Canikli, TMO'nun ürün sürümünün söz konusu olmadığını ifade ederek,
FİSKOBİRLİK'in de aynı duyarlılığı göstermesi gerektiğini vurguladı.
TMO'nun gelecek yıl da fındık almaya devam edeceğinin görüldüğünü ifade eden
Canikli, piyasanın bir düzene oturtulması gerektiğini söyledi.
Milletvekillerinin, fındık alımında yaşanan sorunlara ilişkin eleştirisi
üzerine TMO Genel Müdürü İsmail Kemaloğlu, sorunları en aza indirmek için
çalıştıklarını belirterek, ''Bu amaçla 150 bin tonluk modern depo yaptıracağız.
Bu sayede günlük fındık alımını 3 bin tondan 30 bin tona çıkarmayı hedefliyoruz''
dedi.
Görüşmelerin ardından, kurumun 2005 yılı hesap ve işlemleri ibra edildi.

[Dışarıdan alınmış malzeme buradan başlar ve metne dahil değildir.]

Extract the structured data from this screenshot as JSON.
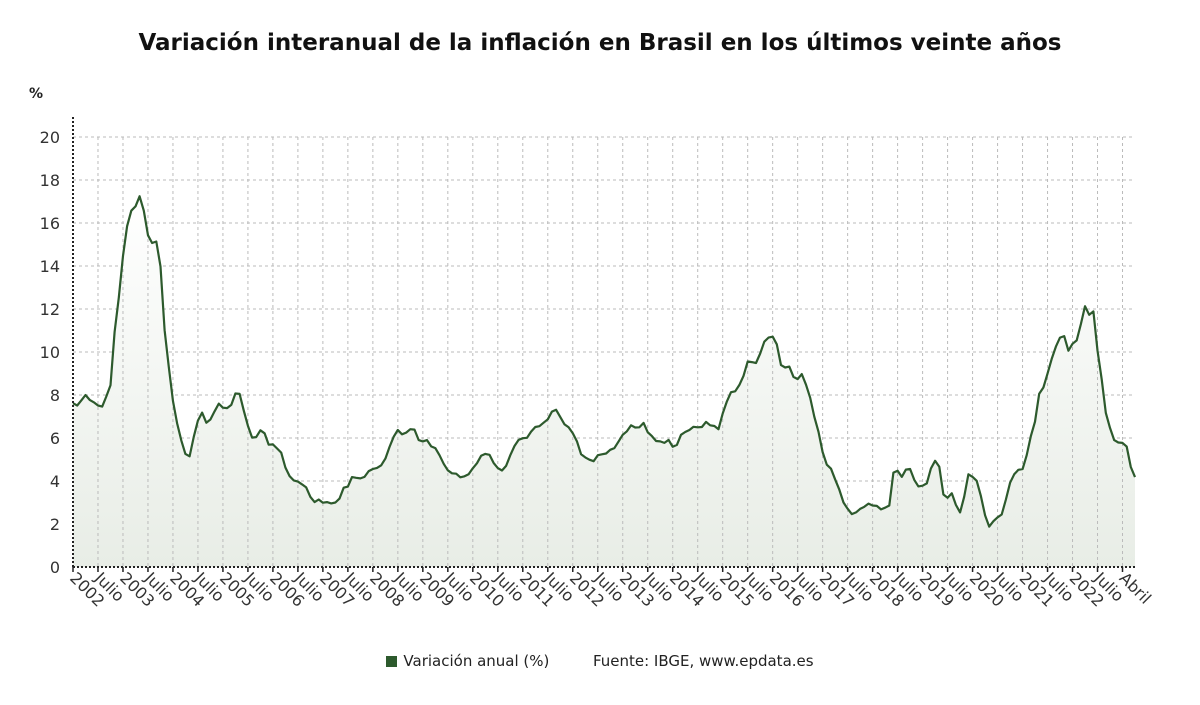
{
  "chart_data": {
    "type": "area",
    "title": "Variación interanual de la inflación en Brasil en los últimos veinte años",
    "ylabel": "%",
    "ylim": [
      0,
      20
    ],
    "yticks": [
      0,
      2,
      4,
      6,
      8,
      10,
      12,
      14,
      16,
      18,
      20
    ],
    "grid": true,
    "legend_position": "bottom",
    "start": "2002-01",
    "end": "2023-04",
    "frequency": "monthly",
    "xtick_labels": [
      "2002",
      "Julio",
      "2003",
      "Julio",
      "2004",
      "Julio",
      "2005",
      "Julio",
      "2006",
      "Julio",
      "2007",
      "Julio",
      "2008",
      "Julio",
      "2009",
      "Julio",
      "2010",
      "Julio",
      "2011",
      "Julio",
      "2012",
      "Julio",
      "2013",
      "Julio",
      "2014",
      "Julio",
      "2015",
      "Julio",
      "2016",
      "Julio",
      "2017",
      "Julio",
      "2018",
      "Julio",
      "2019",
      "Julio",
      "2020",
      "Julio",
      "2021",
      "Julio",
      "2022",
      "Julio",
      "Abril"
    ],
    "series": [
      {
        "name": "Variación anual (%)",
        "color": "#2d5a2d",
        "values": [
          7.62,
          7.51,
          7.75,
          8.0,
          7.77,
          7.66,
          7.51,
          7.46,
          7.93,
          8.45,
          10.93,
          12.53,
          14.47,
          15.85,
          16.57,
          16.77,
          17.24,
          16.57,
          15.43,
          15.07,
          15.14,
          13.98,
          11.02,
          9.3,
          7.71,
          6.69,
          5.89,
          5.26,
          5.15,
          6.06,
          6.81,
          7.18,
          6.71,
          6.86,
          7.24,
          7.6,
          7.41,
          7.39,
          7.54,
          8.07,
          8.05,
          7.27,
          6.57,
          6.02,
          6.04,
          6.36,
          6.22,
          5.69,
          5.7,
          5.51,
          5.32,
          4.63,
          4.23,
          4.03,
          3.97,
          3.84,
          3.7,
          3.26,
          3.02,
          3.14,
          2.99,
          3.02,
          2.96,
          3.0,
          3.18,
          3.69,
          3.74,
          4.18,
          4.15,
          4.12,
          4.19,
          4.46,
          4.56,
          4.61,
          4.73,
          5.04,
          5.58,
          6.06,
          6.37,
          6.17,
          6.25,
          6.41,
          6.39,
          5.9,
          5.84,
          5.9,
          5.61,
          5.53,
          5.2,
          4.8,
          4.5,
          4.36,
          4.34,
          4.17,
          4.22,
          4.31,
          4.59,
          4.83,
          5.17,
          5.26,
          5.22,
          4.84,
          4.6,
          4.49,
          4.7,
          5.2,
          5.63,
          5.91,
          5.99,
          6.01,
          6.3,
          6.51,
          6.55,
          6.71,
          6.87,
          7.23,
          7.31,
          6.97,
          6.64,
          6.5,
          6.22,
          5.85,
          5.24,
          5.1,
          4.99,
          4.92,
          5.2,
          5.24,
          5.28,
          5.45,
          5.53,
          5.84,
          6.15,
          6.31,
          6.59,
          6.49,
          6.5,
          6.7,
          6.27,
          6.09,
          5.86,
          5.84,
          5.77,
          5.91,
          5.59,
          5.68,
          6.15,
          6.28,
          6.37,
          6.52,
          6.5,
          6.51,
          6.75,
          6.59,
          6.56,
          6.41,
          7.14,
          7.7,
          8.13,
          8.17,
          8.47,
          8.89,
          9.56,
          9.53,
          9.49,
          9.93,
          10.48,
          10.67,
          10.71,
          10.36,
          9.39,
          9.28,
          9.32,
          8.84,
          8.74,
          8.97,
          8.48,
          7.87,
          6.99,
          6.29,
          5.35,
          4.76,
          4.57,
          4.08,
          3.6,
          3.0,
          2.71,
          2.46,
          2.54,
          2.7,
          2.8,
          2.95,
          2.86,
          2.84,
          2.68,
          2.76,
          2.86,
          4.39,
          4.48,
          4.19,
          4.53,
          4.56,
          4.05,
          3.75,
          3.78,
          3.89,
          4.58,
          4.94,
          4.66,
          3.37,
          3.22,
          3.43,
          2.89,
          2.54,
          3.27,
          4.31,
          4.19,
          4.01,
          3.3,
          2.4,
          1.88,
          2.13,
          2.31,
          2.44,
          3.14,
          3.92,
          4.31,
          4.52,
          4.56,
          5.2,
          6.1,
          6.76,
          8.06,
          8.35,
          8.99,
          9.68,
          10.25,
          10.67,
          10.74,
          10.06,
          10.38,
          10.54,
          11.3,
          12.13,
          11.73,
          11.89,
          10.07,
          8.73,
          7.17,
          6.47,
          5.9,
          5.79,
          5.77,
          5.6,
          4.65,
          4.18
        ]
      }
    ]
  },
  "source": "Fuente: IBGE, www.epdata.es"
}
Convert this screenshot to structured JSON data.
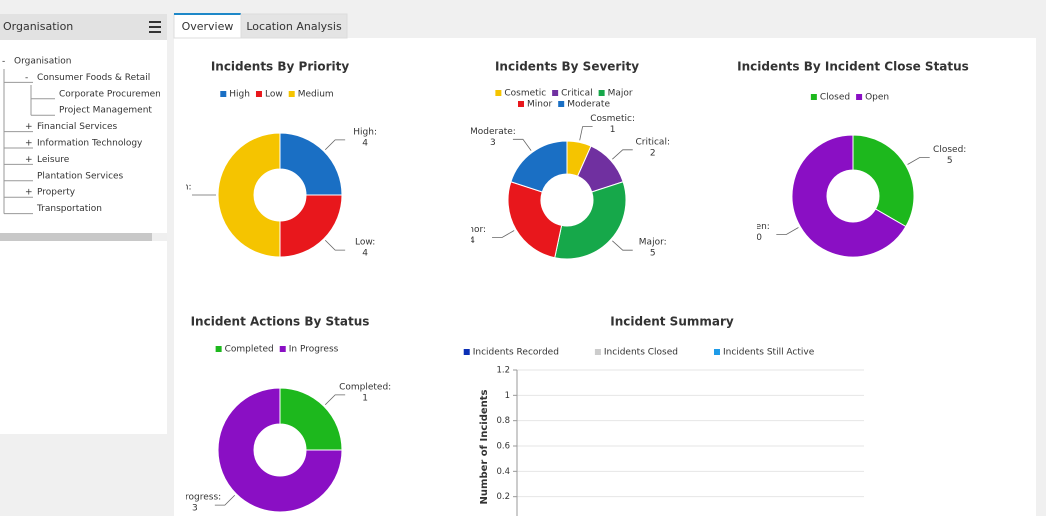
{
  "sidebar": {
    "title": "Organisation",
    "tree": [
      {
        "toggle": "-",
        "label": "Organisation",
        "depth": 0
      },
      {
        "toggle": "-",
        "label": "Consumer Foods & Retail",
        "depth": 1
      },
      {
        "label": "Corporate Procurement Un",
        "depth": 2
      },
      {
        "label": "Project Management",
        "depth": 2
      },
      {
        "toggle": "+",
        "label": "Financial Services",
        "depth": 1
      },
      {
        "toggle": "+",
        "label": "Information Technology",
        "depth": 1
      },
      {
        "toggle": "+",
        "label": "Leisure",
        "depth": 1
      },
      {
        "label": "Plantation Services",
        "depth": 1
      },
      {
        "toggle": "+",
        "label": "Property",
        "depth": 1
      },
      {
        "label": "Transportation",
        "depth": 1
      }
    ]
  },
  "tabs": [
    "Overview",
    "Location Analysis"
  ],
  "active_tab": 0,
  "chart_data": [
    {
      "type": "donut",
      "title": "Incidents By Priority",
      "categories": [
        "High",
        "Low",
        "Medium"
      ],
      "data_labels": [
        "High:",
        "Low:",
        "Medium:"
      ],
      "values": [
        4,
        4,
        8
      ],
      "colors": [
        "#1a6fc4",
        "#e8171c",
        "#f5c400"
      ]
    },
    {
      "type": "donut",
      "title": "Incidents By Severity",
      "categories": [
        "Cosmetic",
        "Critical",
        "Major",
        "Minor",
        "Moderate"
      ],
      "data_labels": [
        "Cosmetic:",
        "Critical:",
        "Major:",
        "Minor:",
        "Moderate:"
      ],
      "values": [
        1,
        2,
        5,
        4,
        3
      ],
      "colors": [
        "#f5c400",
        "#7030a0",
        "#16a84a",
        "#e8171c",
        "#1a6fc4"
      ]
    },
    {
      "type": "donut",
      "title": "Incidents By Incident Close Status",
      "categories": [
        "Closed",
        "Open"
      ],
      "data_labels": [
        "Closed:",
        "Open:"
      ],
      "values": [
        5,
        10
      ],
      "colors": [
        "#1db81d",
        "#8a0fc4"
      ]
    },
    {
      "type": "donut",
      "title": "Incident Actions By Status",
      "categories": [
        "Completed",
        "In Progress"
      ],
      "data_labels": [
        "Completed:",
        "In Progress:"
      ],
      "values": [
        1,
        3
      ],
      "colors": [
        "#1db81d",
        "#8a0fc4"
      ]
    },
    {
      "type": "bar",
      "title": "Incident Summary",
      "y_label": "Number of Incidents",
      "categories": [],
      "series": [
        {
          "name": "Incidents Recorded",
          "color": "#0b2fb5",
          "values": []
        },
        {
          "name": "Incidents Closed",
          "color": "#cccccc",
          "values": []
        },
        {
          "name": "Incidents Still Active",
          "color": "#1e9be8",
          "values": []
        }
      ],
      "ylim": [
        0,
        1.2
      ],
      "yticks": [
        0.2,
        0.4,
        0.6,
        0.8,
        1,
        1.2
      ],
      "grid": true
    }
  ]
}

TBMM KİT Komisyonunda, Et ve Balık Kurumunun
2005 yılı hesap ve işlemleri ibra edildi, TAR-ET Projesinin yeniden gözden
geçirilerek revize edilmesi ve gerekirse genişletilmesi yönünde tavsiye kararı
alındı.
AK Parti Giresun Milletvekili Nurettin Canikli'nin başkanlığında toplanan
komisyon, Et ve Balık Kurumunun 2005 yılı hesap ve işlemlerini görüştü.
Et ve Balık Kurumu Genel Müdürü Hasan Atagün, yaptığı sunuş konuşmasında,
kurumun halen faaliyette olan 7 kombinasının 4'ünün Erzurum, Bingöl, Diyarbakır
ve Van'da bulunduğunu söyledi.
Bu kombinaların, hükümetin tarım ve hayvancılık politikaları doğrultusunda
Doğu ve Güneydoğu Anadolu bölgesinin tüm besicilerine hizmet verdiğini anlatan
Atagün, bu sayede bölge halkının hayvancılığa devam etmesinin sağlandığını,
ayrıca bölgede önemli bir istihdam yaratıldığını kaydetti.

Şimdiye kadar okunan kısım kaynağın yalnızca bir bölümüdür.